Father and son duo win surf lifesaving awards
James Newell says he's proud of the work put into creating generations of lifeguards in Whanganui.
He and son Matthew snapped up accolades for their dedication to surf lifesaving at the Taranaki Awards of Excellence on Saturday night.
James and Matthew Newell (ex WHS student) were both presented awards for their lifesaving services in the central region, with James awarded a regional Service Award, Distinguished Service Award and regional Life Membership Award.
Matthew claimed the James Hunt Memorial Cup for Taranaki Volunteer of the Year for his contributions.
The Surf Life Saving central region spans from the Taranaki, across to Hawke's Bay and down to Wellington.

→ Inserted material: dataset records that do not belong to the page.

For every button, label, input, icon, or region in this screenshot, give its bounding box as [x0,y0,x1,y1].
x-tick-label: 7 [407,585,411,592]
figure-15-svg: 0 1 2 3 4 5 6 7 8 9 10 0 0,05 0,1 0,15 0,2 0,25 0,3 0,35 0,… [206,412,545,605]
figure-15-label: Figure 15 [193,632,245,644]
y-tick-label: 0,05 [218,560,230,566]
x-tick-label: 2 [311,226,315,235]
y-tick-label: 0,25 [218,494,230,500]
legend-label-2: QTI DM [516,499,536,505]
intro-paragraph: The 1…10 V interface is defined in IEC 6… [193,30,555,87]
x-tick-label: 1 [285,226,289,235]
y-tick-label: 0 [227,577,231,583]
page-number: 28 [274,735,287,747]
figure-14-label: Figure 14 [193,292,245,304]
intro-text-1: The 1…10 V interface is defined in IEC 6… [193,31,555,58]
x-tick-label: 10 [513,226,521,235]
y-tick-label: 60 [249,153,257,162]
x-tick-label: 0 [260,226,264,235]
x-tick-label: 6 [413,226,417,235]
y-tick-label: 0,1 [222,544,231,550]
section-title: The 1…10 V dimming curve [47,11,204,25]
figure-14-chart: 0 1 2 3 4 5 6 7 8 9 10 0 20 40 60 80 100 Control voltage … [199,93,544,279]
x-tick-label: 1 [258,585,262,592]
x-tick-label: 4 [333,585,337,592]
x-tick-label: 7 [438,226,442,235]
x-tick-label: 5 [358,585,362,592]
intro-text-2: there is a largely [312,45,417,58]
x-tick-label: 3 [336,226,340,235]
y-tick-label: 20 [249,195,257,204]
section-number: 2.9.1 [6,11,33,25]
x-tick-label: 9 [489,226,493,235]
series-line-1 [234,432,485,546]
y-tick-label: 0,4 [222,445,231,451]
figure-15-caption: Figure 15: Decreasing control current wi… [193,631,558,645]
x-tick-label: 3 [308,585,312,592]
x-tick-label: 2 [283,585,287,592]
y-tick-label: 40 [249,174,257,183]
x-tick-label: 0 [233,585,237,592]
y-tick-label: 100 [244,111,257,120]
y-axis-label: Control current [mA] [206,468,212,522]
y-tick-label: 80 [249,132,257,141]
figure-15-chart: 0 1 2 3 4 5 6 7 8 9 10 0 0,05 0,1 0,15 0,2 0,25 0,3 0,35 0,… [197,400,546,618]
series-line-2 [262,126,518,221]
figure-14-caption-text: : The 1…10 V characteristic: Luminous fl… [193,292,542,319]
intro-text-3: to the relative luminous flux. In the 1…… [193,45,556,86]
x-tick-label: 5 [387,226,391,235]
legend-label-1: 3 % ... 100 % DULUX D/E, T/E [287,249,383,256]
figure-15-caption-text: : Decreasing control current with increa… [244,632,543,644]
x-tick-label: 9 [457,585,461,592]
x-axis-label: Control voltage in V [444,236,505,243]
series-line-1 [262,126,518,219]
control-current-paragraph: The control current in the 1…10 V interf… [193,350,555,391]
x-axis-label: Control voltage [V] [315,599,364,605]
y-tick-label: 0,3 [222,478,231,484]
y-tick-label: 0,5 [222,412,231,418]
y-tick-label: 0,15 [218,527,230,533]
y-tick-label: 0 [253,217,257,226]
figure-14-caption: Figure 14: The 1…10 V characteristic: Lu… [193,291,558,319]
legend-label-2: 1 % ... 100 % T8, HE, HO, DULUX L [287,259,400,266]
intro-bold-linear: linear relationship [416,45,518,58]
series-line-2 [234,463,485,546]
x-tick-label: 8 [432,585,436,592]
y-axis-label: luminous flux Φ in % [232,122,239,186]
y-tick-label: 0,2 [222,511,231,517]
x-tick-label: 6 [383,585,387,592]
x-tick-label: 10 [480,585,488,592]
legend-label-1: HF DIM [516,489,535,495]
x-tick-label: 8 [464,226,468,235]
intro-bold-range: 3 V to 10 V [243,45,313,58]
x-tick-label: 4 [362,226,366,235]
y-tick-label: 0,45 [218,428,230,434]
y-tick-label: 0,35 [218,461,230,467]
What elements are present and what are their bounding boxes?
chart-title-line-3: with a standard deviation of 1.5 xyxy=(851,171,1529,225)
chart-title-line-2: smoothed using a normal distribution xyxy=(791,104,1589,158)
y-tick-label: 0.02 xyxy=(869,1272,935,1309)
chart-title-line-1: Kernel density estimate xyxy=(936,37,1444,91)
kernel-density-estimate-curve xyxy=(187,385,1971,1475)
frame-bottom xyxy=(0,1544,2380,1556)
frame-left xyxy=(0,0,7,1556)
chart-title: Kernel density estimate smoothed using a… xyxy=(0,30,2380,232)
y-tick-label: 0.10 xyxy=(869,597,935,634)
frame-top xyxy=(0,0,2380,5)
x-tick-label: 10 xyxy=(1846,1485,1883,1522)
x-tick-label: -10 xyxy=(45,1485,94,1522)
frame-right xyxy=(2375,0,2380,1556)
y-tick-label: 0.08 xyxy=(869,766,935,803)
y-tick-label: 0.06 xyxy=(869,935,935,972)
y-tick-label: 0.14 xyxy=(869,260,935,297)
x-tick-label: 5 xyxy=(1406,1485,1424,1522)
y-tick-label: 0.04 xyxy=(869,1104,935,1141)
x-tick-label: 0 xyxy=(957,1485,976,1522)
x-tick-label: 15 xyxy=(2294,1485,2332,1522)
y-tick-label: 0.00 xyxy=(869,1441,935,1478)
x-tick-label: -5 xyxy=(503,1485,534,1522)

James originally starting with the Mowhanau Surf Lifesaving Club in 1978.
In 1989, the Mowhanau club merged with the Castlecliff Lifesaving Club and he has been president and other various roles with the club over the years.
"In 1989 we became the Whanganui Surf Lifeguard Service and we have the been two clubs since," James said.

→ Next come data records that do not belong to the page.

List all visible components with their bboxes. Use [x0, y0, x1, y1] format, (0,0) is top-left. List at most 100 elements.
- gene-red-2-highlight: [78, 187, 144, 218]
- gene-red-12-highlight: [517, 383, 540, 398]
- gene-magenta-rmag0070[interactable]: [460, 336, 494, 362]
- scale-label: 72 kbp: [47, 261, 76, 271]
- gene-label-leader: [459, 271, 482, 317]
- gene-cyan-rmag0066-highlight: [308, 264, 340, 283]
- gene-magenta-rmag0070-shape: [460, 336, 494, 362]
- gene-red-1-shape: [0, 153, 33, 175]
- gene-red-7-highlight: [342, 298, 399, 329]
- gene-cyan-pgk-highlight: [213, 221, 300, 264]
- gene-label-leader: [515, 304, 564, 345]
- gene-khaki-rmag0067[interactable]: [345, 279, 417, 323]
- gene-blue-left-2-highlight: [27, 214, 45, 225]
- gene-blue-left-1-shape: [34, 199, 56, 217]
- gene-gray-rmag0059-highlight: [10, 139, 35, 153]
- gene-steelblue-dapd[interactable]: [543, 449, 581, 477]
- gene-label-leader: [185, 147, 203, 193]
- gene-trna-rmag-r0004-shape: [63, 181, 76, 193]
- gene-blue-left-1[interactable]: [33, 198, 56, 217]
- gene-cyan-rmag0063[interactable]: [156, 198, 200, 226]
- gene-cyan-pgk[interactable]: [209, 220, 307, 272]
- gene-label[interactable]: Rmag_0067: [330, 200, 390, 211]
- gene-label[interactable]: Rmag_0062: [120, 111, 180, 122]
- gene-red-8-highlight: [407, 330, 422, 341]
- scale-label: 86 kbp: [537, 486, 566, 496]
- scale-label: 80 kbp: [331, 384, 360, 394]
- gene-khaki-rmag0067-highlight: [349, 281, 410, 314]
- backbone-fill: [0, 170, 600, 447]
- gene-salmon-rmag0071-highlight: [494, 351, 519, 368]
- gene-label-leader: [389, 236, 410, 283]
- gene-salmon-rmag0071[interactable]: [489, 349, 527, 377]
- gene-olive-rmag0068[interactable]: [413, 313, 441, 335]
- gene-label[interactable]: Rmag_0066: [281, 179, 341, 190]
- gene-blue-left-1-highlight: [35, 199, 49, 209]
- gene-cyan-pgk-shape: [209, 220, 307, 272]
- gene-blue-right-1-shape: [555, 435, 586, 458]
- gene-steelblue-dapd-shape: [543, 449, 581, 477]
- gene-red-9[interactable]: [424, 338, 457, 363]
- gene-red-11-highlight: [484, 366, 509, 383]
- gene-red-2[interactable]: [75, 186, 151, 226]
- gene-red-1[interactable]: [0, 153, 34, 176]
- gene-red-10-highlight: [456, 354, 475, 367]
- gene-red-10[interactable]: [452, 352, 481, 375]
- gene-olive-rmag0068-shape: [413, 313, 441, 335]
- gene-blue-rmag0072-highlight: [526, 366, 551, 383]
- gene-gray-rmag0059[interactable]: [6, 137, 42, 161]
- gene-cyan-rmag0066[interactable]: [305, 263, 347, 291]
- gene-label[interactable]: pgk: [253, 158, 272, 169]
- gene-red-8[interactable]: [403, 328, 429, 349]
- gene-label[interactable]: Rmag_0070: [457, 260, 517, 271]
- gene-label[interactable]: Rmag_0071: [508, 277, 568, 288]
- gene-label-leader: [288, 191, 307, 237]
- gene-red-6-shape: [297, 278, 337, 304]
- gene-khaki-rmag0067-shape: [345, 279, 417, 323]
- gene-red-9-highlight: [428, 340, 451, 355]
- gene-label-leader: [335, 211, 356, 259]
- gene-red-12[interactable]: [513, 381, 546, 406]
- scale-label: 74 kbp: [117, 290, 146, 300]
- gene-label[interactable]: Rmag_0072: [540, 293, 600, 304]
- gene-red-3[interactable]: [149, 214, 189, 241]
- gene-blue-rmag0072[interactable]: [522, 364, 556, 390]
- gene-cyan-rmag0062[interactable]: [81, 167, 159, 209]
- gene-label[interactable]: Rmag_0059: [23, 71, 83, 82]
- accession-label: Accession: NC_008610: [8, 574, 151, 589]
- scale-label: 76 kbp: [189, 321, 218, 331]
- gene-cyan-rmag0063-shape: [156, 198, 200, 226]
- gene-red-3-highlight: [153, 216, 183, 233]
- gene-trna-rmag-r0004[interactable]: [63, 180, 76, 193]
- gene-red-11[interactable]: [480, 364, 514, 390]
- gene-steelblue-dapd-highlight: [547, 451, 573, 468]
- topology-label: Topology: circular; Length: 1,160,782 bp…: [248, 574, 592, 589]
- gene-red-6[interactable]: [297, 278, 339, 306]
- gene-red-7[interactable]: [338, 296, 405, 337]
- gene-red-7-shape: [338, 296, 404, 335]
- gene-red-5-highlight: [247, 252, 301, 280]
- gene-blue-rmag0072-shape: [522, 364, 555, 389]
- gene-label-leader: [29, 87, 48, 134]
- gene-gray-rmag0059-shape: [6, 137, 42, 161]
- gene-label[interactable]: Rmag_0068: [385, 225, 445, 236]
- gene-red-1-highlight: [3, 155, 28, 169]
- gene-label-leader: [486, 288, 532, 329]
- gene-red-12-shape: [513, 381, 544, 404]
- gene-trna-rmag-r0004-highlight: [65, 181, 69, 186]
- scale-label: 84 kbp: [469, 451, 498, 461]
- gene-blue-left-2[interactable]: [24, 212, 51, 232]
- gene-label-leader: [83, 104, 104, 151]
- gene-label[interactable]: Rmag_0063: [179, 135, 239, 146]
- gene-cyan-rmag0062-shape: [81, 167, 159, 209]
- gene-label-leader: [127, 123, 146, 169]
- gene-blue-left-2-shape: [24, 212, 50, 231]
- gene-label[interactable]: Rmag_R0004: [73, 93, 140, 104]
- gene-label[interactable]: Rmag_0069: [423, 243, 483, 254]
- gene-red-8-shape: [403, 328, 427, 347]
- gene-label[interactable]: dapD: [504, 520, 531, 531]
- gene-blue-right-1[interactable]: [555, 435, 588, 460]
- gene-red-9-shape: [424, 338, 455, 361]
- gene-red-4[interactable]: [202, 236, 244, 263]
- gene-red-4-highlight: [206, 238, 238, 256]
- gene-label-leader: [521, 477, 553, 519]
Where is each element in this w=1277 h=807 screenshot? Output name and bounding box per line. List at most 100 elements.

James said the volunteer award for Matthew was "a big thing for such a young guy".
"He stood out in the whole region as the one that has put the most effort in."
Matthew said it came as a surprise.
"It's awesome to recognised, but that's not what we do it for," Matthew said.
A builder by trade, Matthew built the lifeguard watchtower at Kai Iwi Beach and recognises that as one of his favourite accomplishments over the years.
"I did the plans, got the sponsorships and built it myself with the help of volunteers. That has been a big achievement for the club," he said.
"This year we have also had the two Can-Am rescue vehicles that have been a massive asset for us on the beach."
Surf lifesaving isn't for everyone and it's is a way of life, James said.
"It's a commitment to the community and it takes up alot of time. I'm just putting time back into our community which is what it is all about. There are alot of other volunteers out there that just do just as good as things with other organisations, mine just happens to be surf lifesaving."
Asked about what stands out over his 40-plus years in surf lifesaving, James is proud of the culture and work they put into the next generation of guards.
"We have brought a lot of young people through surf lifesaving over the last 40 years in terms of training. It gives them a good start in life."
James said he gets "countless" phone calls from people wanting references for jobs and that many people have been employed due to their surf lifesaving ties.
"A good reference from a surf lifesaving club is a good reference for jobs. It always goes down well. It's a well thought of organisation," he said.
"They are go-ahead people that are committed and put in effort."
James said they are always looking for volunteers and are looking to train people up in the coming weeks for the upcoming season.
"The season really starts in December. But you don't become a guard overnight. You have to be able to swim under 400m in nine minutes. You need time to do that."
"You have to be a minimum of 14 years of age and just a fit, confident person and we teach you everything you need to know."